Even today, as it has been throughout the life of the EU, the stronger Norther economies have considerable enmity toward their Southern neighbors. The chance of the entire continent devolving into skirmishes over currencies would neither be unexpected nor unprecedented. Wars are usually how nations resolve major financial squeezes and Europe is certainly in one now.

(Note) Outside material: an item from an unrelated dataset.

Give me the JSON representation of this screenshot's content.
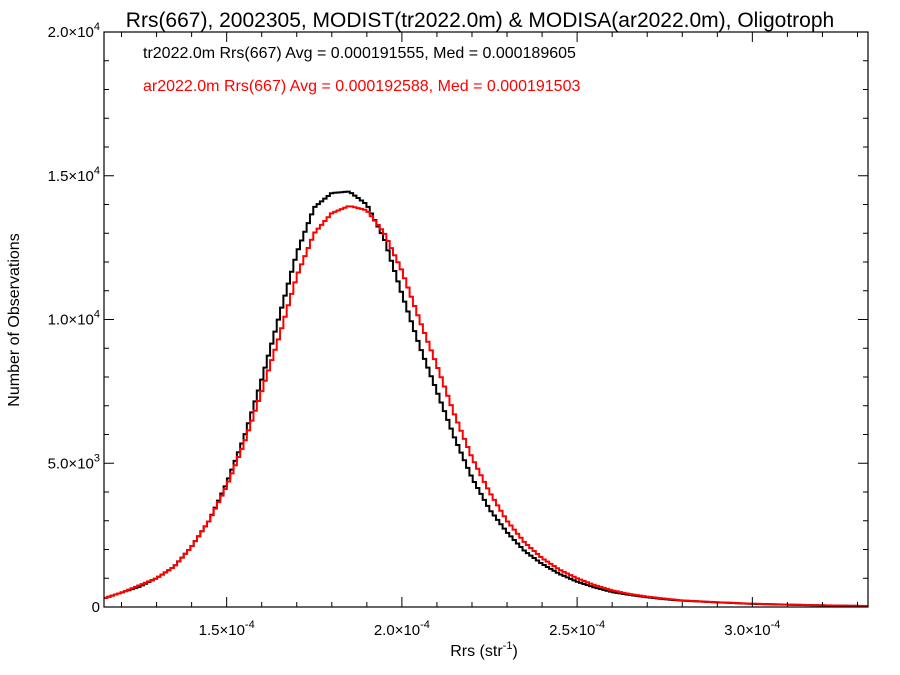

Besides the dire conditions in Europe, the Gulf oil spill remains unchecked and tomorrow's non-farm employment report - to be released to the public at 8:30 am ET - doesn't offer much optimism. Most of the supposed 185,000 jobs created in April will be attributed mostly to government hiring of temporary census workers and the whisper campaign is that not as many were needed due, ironically, of the efficiency of the operation. Should the non-farm number fall significantly below expectations - a real possibility - an immediate continuation of the plunge will probably occur.

The best hope is for the proverbial, "dead cat bounce," which might ease tensions temporarily, until, at best, the next round of crisis selling. So severely strained and wrought with fraud, inter-leveraging and toxicity, financial markets have entered a semi-permanent state of crisis. When this chapter of global finance is finally unwound, the world won't end, but the pain will have spread deeper and wider than anyone could have expected.

For the baby boomer generation, the nightmare may have only begun. Those without high debt may find themselves in better positions than many of their over-leveraged peers.

Some of the numbers emerging from this historic day in finance (and underscoring the idea that this was not a one-off event):

Crude oil futures continued their steady decline, losing another $2.86, to close at $77.11, the lowest print in months. Safe-haven gold improved by $22.30, climbing above the $1200 mark to finally settle at $1,196.90. Silver couldn't keep pace, losing 2 cents, to $17.49.

All of the major indices have suffered huge blows over the past two weeks, and all closed below their 50-day moving averages.

The Dow Jones Industrials are less than 100 points higher for the year. For the year, the NASDAQ is up only 50 points, the S&P ahead by just 13 points, the NYSE Composite - the broadest index - is down 173 points, all of that loss, and more, occurring today.

All of the 30 Dow components closed lower, many of them with 3.5 to 4.5% losses. Citigroup touched a low of 3.90, closing at 4.01, as all financial stocks were pounded lower.

Treasuries and the US dollar were sharply higher. The dollar index hit fresh highs while the Euro broke down to 14-month lows against the greenback. The benchmark 10-year treasury closed at a 3.40% yield, 55 basis points lower than just a month ago.